EkoFin

Yrd. Doç. Dr. Şükrü UMARBEYLİ
sukruumarbeyli@hotmail.com
Yrd. Doç. Dr. Şükrü UMARBEYLİ

2008-2013 yıllarında dolar neden yükselmedi?

Yayın Tarihi: 12/07/21 07:00
okuma süresi: 5 dak.

2008 yılında 1,3 TL seviyesinde olan ABD Doları yaklaşık 5 yıl boyunca 2 TL'nin altında seyrederken, 2013 yılında Türkiye'de siyasi çalkantılar nedeniyle yükselmeye başlamıştı. Risklerin artığı dönemlerde döviz girişleri azalır, dövizdeki girişler azalırsa döviz kurları yükselir, kurlar yükselince de enflasyon artar ve bununla beraber enflasyon artar faizler de paralelinde yükselme meydana gelir.
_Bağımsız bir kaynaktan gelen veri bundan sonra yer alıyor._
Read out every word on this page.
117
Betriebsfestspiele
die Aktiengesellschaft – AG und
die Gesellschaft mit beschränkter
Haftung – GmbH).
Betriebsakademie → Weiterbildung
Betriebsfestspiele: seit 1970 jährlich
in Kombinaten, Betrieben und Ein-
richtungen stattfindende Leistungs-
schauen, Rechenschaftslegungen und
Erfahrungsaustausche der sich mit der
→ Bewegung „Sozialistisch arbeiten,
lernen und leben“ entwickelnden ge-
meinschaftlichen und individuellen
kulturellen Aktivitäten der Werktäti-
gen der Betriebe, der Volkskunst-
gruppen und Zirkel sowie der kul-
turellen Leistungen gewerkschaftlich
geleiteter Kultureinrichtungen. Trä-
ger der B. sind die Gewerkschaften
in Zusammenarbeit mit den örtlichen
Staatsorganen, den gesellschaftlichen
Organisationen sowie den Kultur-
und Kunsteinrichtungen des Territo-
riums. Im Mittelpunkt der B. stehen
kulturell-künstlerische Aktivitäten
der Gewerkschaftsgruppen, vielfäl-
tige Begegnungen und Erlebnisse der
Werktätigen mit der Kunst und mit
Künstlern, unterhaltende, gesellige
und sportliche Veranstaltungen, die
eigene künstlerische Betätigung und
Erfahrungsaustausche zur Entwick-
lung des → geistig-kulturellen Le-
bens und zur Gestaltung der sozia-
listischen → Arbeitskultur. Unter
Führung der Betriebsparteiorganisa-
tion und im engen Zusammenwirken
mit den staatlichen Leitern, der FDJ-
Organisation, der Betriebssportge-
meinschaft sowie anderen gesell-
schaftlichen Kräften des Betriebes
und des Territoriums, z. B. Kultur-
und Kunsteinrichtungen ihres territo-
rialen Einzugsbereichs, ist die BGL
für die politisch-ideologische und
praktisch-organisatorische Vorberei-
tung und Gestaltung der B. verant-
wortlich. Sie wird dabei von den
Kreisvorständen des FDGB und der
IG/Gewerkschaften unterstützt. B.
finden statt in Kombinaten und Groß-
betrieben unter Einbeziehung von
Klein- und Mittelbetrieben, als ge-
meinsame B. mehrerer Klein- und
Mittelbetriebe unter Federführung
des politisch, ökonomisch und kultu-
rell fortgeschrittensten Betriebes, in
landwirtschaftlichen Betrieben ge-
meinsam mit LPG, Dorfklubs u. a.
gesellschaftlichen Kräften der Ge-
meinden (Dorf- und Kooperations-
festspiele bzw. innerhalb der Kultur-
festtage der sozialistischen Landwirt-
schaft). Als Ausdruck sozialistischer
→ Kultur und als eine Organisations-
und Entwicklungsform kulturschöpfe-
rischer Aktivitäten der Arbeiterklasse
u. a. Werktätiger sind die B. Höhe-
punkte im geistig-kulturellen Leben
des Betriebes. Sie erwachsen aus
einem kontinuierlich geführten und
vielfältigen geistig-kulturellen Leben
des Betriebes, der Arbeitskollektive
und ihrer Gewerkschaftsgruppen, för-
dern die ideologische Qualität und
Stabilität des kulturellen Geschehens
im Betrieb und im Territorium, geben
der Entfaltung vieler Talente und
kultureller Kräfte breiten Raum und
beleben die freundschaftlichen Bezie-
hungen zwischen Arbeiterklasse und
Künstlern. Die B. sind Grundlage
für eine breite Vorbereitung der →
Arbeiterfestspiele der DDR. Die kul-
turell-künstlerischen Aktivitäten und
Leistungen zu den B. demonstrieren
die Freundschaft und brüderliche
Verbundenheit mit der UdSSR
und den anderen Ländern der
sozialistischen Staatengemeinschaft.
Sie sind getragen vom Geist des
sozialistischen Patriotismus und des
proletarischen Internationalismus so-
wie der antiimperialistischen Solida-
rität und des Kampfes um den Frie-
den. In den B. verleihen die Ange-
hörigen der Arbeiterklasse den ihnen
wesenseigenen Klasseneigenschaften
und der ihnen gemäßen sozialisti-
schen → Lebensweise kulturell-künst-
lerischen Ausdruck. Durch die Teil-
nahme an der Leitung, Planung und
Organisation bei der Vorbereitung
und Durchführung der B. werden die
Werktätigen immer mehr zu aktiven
Jeopolitik riskler var iken ekonomik tahminler yapmak zordur. Bu durumun dışında ancak bazı tahminler yapılır ki o pozisyonda biz değiliz. Bulunduğumuz coğrafya çok değerli. Bundan dolayı ekonomiyi genel olarak düşünmeliyiz makroekonomik rakamlar yanında, jeopolitik riskleri de beraberinde değerlendirmeliyiz. Bütçe açıkları, cari açıklar, döviz kurları, enflasyon, faizler, cds primleri, dış yatırımcılar, özel sektörün dış borçları, ülke kredi derecelendirme notları, işsizlik rakamları, jeopolitik riskler, merkez bankası rezervleri gibi etkenler üzerinden hareket edilmektedir. Tüm bunların sonuçlarının birleşimi ile dövizdeki pozisyonlar ortaya çıkmaktadır.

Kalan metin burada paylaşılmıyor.